Ralph Nimmo had no college degree and was rather proud of it. "A degree," he once said to Jonas Foster, when both were considerably younger, "is a first step down a ruinous highway. You don't want to waste it so you go on to graduate work and doctoral research. You end up a thoroughgoing ignoramus on everything in the world except for one subdivisional sliver of nothing.

"On the other hand, if you guard your mind carefully and keep it blank of any clutter of information till maturity is reached, filling it only with intelligence and training it only in clear thinking, you then have a powerful instrument at your disposal and you can become a science writer."

Nimmo received his first assignment at the age of twenty-five, after he had completed his apprenticeship and been out in the field for less than three months. It came in the shape of a clotted manuscript whose language would impart no glimmering of understanding to any reader, however qualified, without careful study and some inspired guesswork. Nimmo took it apart and put it together again (after five long and exasperating interviews with the authors, who were biophysicists), making the language taut and meaningful and smoothing the style to a pleasant gloss.

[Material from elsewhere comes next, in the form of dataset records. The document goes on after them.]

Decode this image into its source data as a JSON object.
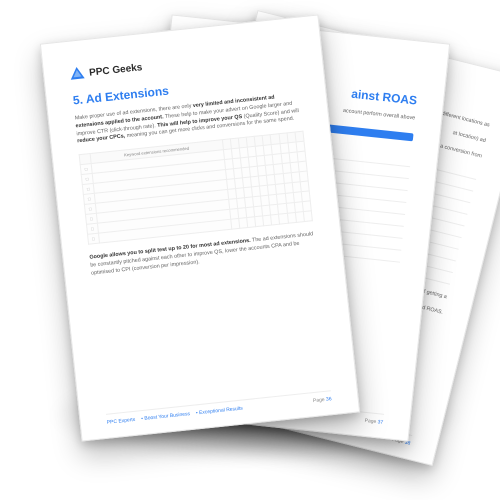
{
  "brand": "PPC Geeks",
  "front": {
    "heading": "5. Ad Extensions",
    "p1_a": "Make proper use of ad extensions, there are only ",
    "p1_b": "very limited and inconsistent ad extensions applied to the account.",
    "p1_c": " These help to make your advert on Google larger and improve CTR (click-through rate). ",
    "p1_d": "This will help to improve your QS",
    "p1_e": " (Quality Score) and will ",
    "p1_f": "reduce your CPCs,",
    "p1_g": " meaning you can get more clicks and conversions for the same spend.",
    "p2_a": "Google allows you to split test up to 20 for most ad extensions.",
    "p2_b": " The ad extensions should be constantly pitched against each other to improve QS, lower the accounts CPA and be optimised to CPI (conversion per impression).",
    "table_headers": [
      "",
      "Keyword extensions recommended",
      "",
      "",
      "",
      "",
      "",
      "",
      "",
      "",
      "",
      ""
    ],
    "table_rows": [
      [
        "□",
        "",
        "",
        "",
        "",
        "",
        "",
        "",
        "",
        "",
        "",
        ""
      ],
      [
        "□",
        "",
        "",
        "",
        "",
        "",
        "",
        "",
        "",
        "",
        "",
        ""
      ],
      [
        "□",
        "",
        "",
        "",
        "",
        "",
        "",
        "",
        "",
        "",
        "",
        ""
      ],
      [
        "□",
        "",
        "",
        "",
        "",
        "",
        "",
        "",
        "",
        "",
        "",
        ""
      ],
      [
        "□",
        "",
        "",
        "",
        "",
        "",
        "",
        "",
        "",
        "",
        "",
        ""
      ],
      [
        "□",
        "",
        "",
        "",
        "",
        "",
        "",
        "",
        "",
        "",
        "",
        ""
      ],
      [
        "□",
        "",
        "",
        "",
        "",
        "",
        "",
        "",
        "",
        "",
        "",
        ""
      ],
      [
        "□",
        "",
        "",
        "",
        "",
        "",
        "",
        "",
        "",
        "",
        "",
        ""
      ]
    ]
  },
  "mid": {
    "heading_partial": "ainst ROAS",
    "p1": "account perform overall above",
    "table_rows": [
      [
        "",
        ""
      ],
      [
        "",
        ""
      ],
      [
        "",
        ""
      ],
      [
        "",
        ""
      ],
      [
        "",
        ""
      ],
      [
        "",
        ""
      ],
      [
        "",
        ""
      ],
      [
        "",
        ""
      ],
      [
        "",
        ""
      ]
    ]
  },
  "back": {
    "p1": "different locations as",
    "p2": "at location) ad",
    "p3": "king a conversion from",
    "p4": "ist of getting a",
    "p5": "nd ROAS.",
    "table_rows": [
      [
        "",
        "",
        "",
        ""
      ],
      [
        "",
        "",
        "",
        ""
      ],
      [
        "",
        "",
        "",
        ""
      ],
      [
        "",
        "",
        "",
        ""
      ],
      [
        "",
        "",
        "",
        ""
      ],
      [
        "",
        "",
        "",
        ""
      ],
      [
        "",
        "",
        "",
        ""
      ],
      [
        "",
        "",
        "",
        ""
      ],
      [
        "",
        "",
        "",
        ""
      ],
      [
        "",
        "",
        "",
        ""
      ]
    ]
  },
  "footer": {
    "b1": "PPC Experts",
    "b2": "Boost Your Business",
    "b3": "Exceptional Results",
    "page_label": "Page ",
    "front_no": "36",
    "mid_no": "37",
    "back_no": "38"
  }
}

"Why not?" he would say tolerantly to his nephew, who countered his strictures on degrees by berating him with his readiness to hang on the fringes of science. "The fringe is important. Your scientists can't write. Why should they be expected to? They aren't expected to be grand masters at chess or virtuosos at the violin, so why expect them to know how to put words together? Why not leave that for specialists, too?"